One really big thing I notice, is that almost every guy I meet freely talks shit about his mother. It's totally bizarre and offensive to me- and on a very real level, very misogynistic. I mean, extenuating circumstances aside, I do think that if a guy treats the woman who gave birth to and raised him like shit- you can get a pretty good idea of how he's going to treat you. It's also a pretty immature thing to do. I was raised, half-way, in that Italian-American culture, where there are these guys who are super tough and macho, but would never, ever say anything against their mother. Not in a million years. And they'd pretty much kill you if you ever said anything about their mother. And there is something I about that attitude that I always thought was super cool. And just think! These are the "You are a special, precious snowflake!" moms! Frankly, I think, what we're dealing with is basically, a whole crapload of spoiled brats.

4 comments:

chad said...

i WAS going to argue this, but then i realized that in general, i think you're actually, mostly, right. sorry, thats the most input you're going to get out of me.

rob-otic said...

You float like a feather
In a beautiful world
I wish I was special
You're so fuckin' special

Anonymous said...

"Unless I'm dating you, in which case there are obvious exceptions that really don't apply- that and I expect that you buy me dinner. Why? Because there's still a wage gap.)"
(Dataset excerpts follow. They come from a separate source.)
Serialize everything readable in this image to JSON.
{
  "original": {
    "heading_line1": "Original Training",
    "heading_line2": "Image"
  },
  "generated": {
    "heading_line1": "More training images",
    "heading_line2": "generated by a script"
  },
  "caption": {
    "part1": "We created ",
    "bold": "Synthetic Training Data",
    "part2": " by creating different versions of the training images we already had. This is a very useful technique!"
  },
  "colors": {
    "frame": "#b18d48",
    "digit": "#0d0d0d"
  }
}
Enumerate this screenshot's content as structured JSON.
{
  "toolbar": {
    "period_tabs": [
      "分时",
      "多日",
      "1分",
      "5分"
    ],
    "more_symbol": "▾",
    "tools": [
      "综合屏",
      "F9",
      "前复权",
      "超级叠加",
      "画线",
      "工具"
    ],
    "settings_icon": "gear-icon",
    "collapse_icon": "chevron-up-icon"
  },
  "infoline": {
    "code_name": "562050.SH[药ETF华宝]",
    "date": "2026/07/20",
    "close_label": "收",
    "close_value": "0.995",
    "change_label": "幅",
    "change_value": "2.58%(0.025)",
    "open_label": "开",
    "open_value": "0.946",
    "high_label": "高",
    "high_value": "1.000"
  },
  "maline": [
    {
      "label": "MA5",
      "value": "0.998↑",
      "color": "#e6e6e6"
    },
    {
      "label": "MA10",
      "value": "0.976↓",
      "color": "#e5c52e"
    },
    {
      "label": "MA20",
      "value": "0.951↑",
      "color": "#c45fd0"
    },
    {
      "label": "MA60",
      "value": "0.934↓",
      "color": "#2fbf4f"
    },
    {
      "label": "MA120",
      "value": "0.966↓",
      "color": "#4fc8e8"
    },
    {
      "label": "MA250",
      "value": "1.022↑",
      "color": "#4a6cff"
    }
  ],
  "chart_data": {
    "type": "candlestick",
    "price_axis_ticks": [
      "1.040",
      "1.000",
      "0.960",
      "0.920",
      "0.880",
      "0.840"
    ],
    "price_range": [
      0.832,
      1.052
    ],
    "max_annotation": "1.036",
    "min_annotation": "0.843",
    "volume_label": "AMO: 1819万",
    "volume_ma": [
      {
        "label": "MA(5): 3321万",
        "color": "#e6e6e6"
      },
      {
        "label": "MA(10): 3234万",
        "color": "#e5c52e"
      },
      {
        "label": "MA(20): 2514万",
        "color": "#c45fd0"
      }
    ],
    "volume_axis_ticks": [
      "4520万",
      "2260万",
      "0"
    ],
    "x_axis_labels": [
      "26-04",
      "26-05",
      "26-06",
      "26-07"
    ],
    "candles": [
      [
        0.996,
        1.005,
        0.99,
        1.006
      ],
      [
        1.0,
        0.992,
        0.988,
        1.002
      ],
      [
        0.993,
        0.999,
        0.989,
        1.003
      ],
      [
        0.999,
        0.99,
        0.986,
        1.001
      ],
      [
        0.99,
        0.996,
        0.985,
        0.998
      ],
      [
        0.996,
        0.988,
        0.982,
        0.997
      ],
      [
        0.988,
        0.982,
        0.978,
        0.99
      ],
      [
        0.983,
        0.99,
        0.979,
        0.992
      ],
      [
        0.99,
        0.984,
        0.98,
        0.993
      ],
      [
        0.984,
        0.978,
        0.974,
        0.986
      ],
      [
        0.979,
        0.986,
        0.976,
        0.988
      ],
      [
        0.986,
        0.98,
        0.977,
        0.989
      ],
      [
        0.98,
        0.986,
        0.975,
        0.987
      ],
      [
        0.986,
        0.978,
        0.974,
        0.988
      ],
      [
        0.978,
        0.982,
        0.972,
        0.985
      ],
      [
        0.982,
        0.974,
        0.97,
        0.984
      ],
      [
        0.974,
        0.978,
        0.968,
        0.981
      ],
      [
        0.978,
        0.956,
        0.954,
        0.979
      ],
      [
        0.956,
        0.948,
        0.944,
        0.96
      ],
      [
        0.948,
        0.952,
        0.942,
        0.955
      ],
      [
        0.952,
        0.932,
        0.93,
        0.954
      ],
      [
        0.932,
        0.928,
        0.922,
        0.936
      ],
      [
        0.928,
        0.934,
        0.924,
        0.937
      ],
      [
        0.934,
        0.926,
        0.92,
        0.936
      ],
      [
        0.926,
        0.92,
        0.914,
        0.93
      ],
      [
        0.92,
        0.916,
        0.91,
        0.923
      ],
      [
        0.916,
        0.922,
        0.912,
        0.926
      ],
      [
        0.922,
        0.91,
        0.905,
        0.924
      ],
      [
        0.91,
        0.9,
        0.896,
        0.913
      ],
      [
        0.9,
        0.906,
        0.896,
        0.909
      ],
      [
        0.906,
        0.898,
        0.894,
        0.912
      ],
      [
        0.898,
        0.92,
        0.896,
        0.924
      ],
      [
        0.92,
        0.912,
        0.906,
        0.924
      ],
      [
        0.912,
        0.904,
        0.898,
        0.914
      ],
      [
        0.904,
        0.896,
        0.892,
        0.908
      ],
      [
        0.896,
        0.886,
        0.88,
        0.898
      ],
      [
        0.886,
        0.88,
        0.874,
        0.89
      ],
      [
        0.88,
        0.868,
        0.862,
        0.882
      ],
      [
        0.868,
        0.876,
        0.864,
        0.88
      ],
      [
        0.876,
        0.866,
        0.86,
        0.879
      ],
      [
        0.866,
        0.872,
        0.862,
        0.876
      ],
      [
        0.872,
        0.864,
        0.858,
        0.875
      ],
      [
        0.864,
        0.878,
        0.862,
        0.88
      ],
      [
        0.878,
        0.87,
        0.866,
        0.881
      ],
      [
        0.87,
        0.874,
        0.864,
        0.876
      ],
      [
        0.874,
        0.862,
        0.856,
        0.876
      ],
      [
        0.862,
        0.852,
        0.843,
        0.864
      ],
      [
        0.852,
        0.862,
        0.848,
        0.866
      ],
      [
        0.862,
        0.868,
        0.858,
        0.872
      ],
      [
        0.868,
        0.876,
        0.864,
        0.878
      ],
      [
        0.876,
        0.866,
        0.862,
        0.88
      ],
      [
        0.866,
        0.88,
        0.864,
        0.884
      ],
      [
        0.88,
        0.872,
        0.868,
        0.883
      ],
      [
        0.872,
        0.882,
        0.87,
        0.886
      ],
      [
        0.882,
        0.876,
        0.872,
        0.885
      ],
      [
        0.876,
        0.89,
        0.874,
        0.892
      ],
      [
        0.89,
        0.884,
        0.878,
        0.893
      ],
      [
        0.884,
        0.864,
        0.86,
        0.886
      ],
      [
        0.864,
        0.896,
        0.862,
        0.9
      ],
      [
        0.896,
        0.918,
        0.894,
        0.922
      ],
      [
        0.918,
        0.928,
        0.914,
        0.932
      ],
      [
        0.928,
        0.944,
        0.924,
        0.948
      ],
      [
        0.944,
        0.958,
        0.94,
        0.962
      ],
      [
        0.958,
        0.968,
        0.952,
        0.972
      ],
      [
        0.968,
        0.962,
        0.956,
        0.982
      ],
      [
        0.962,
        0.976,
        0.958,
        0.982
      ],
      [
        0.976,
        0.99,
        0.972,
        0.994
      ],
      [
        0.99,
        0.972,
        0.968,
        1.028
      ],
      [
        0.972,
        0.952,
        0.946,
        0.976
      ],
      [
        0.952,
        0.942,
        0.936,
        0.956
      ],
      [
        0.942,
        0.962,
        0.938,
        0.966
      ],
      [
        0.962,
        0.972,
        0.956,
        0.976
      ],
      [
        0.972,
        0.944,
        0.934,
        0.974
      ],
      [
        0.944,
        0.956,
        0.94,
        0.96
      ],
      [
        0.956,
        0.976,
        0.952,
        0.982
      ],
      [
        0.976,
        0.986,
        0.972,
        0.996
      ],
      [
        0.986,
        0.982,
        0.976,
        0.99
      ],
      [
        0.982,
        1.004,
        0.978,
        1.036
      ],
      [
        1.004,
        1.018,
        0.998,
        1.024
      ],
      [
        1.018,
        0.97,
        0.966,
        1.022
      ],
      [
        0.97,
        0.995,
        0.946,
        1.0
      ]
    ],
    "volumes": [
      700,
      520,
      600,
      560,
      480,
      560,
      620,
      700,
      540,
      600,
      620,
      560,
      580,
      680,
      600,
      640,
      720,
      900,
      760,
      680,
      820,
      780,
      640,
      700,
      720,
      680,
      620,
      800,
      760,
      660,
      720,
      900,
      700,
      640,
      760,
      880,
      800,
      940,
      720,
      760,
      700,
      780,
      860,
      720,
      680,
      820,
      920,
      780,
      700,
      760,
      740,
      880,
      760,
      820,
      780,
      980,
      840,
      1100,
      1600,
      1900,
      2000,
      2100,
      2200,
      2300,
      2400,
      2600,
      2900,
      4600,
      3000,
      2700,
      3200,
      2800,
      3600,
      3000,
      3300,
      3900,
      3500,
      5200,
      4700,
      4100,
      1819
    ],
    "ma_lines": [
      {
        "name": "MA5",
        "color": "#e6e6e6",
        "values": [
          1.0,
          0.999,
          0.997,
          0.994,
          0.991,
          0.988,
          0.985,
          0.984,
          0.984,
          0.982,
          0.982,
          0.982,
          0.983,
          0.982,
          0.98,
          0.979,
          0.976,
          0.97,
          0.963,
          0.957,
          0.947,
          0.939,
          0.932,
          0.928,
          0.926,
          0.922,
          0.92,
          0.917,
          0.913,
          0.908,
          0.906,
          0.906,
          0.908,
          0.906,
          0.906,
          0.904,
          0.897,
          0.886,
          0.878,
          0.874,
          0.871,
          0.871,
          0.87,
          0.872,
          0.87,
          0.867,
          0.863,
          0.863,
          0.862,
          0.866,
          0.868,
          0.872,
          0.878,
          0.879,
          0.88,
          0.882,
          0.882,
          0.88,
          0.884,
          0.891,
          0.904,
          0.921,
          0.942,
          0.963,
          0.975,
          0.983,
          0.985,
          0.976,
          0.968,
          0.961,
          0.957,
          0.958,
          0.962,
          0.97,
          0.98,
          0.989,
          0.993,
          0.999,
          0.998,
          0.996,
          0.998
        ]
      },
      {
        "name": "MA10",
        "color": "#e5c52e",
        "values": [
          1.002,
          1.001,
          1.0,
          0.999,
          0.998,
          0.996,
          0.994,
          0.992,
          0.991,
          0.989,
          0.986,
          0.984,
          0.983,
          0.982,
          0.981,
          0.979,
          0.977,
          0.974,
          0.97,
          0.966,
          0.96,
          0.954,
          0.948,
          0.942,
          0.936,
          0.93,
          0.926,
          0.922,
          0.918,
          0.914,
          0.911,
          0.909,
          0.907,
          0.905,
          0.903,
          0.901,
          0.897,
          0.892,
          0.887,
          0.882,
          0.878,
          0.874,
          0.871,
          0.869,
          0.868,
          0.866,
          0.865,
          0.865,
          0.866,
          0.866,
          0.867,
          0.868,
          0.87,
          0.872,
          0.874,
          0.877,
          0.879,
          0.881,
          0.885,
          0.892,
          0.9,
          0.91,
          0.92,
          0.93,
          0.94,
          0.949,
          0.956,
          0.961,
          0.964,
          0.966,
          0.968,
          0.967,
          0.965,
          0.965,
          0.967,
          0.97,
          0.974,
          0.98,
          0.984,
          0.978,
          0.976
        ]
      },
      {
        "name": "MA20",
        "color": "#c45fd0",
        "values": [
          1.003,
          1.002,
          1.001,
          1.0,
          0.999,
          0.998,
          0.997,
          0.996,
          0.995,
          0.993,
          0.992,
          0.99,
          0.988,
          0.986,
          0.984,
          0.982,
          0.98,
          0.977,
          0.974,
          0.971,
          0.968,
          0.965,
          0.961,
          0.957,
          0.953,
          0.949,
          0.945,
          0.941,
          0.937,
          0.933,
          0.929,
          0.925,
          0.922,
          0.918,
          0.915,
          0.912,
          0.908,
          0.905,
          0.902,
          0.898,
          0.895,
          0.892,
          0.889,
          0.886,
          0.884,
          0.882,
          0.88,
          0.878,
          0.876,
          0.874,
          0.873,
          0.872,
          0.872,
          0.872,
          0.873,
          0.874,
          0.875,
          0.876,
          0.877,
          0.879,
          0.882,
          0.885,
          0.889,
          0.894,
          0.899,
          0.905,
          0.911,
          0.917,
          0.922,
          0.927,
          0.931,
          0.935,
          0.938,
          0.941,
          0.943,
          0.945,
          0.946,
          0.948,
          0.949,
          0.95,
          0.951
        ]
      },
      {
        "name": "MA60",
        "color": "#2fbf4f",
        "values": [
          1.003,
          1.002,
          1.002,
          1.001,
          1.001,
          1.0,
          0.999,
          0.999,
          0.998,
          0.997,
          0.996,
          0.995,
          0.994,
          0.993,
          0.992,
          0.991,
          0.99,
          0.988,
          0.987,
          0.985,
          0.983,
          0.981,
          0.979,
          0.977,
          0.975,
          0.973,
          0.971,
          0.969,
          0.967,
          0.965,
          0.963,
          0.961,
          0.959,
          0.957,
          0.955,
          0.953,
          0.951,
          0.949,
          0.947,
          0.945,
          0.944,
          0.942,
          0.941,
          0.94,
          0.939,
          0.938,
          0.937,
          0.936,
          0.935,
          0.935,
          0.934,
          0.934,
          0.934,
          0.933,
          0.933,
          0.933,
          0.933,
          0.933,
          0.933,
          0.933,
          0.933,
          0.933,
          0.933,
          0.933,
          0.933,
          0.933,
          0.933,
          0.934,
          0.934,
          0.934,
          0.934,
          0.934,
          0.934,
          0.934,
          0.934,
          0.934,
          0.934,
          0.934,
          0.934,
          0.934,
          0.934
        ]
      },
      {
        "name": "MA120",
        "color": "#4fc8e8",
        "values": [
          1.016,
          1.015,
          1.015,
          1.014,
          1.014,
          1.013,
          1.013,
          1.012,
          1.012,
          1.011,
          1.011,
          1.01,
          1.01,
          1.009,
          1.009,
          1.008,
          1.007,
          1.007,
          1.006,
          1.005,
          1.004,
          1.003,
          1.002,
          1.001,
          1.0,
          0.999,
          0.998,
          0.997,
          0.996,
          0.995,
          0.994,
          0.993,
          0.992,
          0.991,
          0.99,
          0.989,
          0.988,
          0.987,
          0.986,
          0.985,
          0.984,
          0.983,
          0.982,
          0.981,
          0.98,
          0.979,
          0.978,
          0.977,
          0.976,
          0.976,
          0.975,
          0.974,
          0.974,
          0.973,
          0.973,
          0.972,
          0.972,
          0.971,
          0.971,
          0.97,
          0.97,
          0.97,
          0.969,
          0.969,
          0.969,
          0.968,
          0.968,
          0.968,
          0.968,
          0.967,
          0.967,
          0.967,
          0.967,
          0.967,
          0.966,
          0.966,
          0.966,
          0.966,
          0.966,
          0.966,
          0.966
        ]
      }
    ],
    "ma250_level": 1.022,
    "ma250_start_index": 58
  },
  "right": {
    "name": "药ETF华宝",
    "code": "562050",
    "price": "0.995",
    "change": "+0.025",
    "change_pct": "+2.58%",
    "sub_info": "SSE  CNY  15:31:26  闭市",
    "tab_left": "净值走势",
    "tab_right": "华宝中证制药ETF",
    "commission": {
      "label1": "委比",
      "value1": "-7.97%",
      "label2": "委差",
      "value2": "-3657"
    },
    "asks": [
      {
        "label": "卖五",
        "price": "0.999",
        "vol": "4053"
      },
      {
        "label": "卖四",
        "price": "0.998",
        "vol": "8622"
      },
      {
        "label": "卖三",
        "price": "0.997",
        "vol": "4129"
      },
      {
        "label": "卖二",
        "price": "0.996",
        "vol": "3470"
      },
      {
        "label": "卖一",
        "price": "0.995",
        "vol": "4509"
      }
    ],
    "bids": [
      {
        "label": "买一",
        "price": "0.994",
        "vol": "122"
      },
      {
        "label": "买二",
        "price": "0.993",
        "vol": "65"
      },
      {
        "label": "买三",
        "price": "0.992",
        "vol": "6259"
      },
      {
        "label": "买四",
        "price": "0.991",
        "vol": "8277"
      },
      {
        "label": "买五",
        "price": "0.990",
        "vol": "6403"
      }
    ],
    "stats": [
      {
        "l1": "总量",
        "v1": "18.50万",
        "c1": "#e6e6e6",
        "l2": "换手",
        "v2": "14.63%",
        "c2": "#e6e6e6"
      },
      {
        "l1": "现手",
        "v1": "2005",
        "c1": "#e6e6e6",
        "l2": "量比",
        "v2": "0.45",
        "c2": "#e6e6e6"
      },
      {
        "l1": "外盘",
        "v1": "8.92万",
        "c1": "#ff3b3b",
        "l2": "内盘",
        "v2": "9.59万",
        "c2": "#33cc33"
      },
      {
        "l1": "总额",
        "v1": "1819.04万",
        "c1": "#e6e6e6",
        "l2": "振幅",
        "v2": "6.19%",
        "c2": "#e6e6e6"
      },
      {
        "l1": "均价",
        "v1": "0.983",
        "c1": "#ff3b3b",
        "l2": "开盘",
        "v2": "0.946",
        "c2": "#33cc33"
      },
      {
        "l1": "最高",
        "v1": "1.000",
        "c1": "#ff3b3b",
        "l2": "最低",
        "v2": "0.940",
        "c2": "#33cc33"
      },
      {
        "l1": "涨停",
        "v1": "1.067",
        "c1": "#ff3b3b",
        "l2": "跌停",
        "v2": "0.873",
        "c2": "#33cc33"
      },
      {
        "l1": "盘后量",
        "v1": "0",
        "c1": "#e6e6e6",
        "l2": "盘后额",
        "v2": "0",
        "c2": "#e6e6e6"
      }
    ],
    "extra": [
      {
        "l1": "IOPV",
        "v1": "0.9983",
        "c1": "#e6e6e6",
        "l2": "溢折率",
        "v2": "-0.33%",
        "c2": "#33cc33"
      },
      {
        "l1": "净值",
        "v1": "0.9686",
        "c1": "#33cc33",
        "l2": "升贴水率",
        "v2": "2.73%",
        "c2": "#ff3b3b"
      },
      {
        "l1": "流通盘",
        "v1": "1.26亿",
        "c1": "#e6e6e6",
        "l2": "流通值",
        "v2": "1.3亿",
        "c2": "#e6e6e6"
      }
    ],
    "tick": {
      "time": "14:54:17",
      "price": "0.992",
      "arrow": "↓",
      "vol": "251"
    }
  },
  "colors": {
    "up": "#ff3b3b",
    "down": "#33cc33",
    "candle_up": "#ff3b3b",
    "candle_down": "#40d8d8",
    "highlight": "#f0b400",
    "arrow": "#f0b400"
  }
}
Does this still apply if you make more than the man your dating?

I did quite enjoy the insight you gave about how men talk about their mothers.

Miss Robyn said...

Certainly, because it's not just the wage gap, there's a whole system of male privilege in place. Besides, men don't have to spend nearly as much money as we are expected to for self-maintenance.

Anyhow, I was mostly joking. I do, however, kinda think it's important in the way that I believe it's indicative of character, class, and also giving a shit, dig?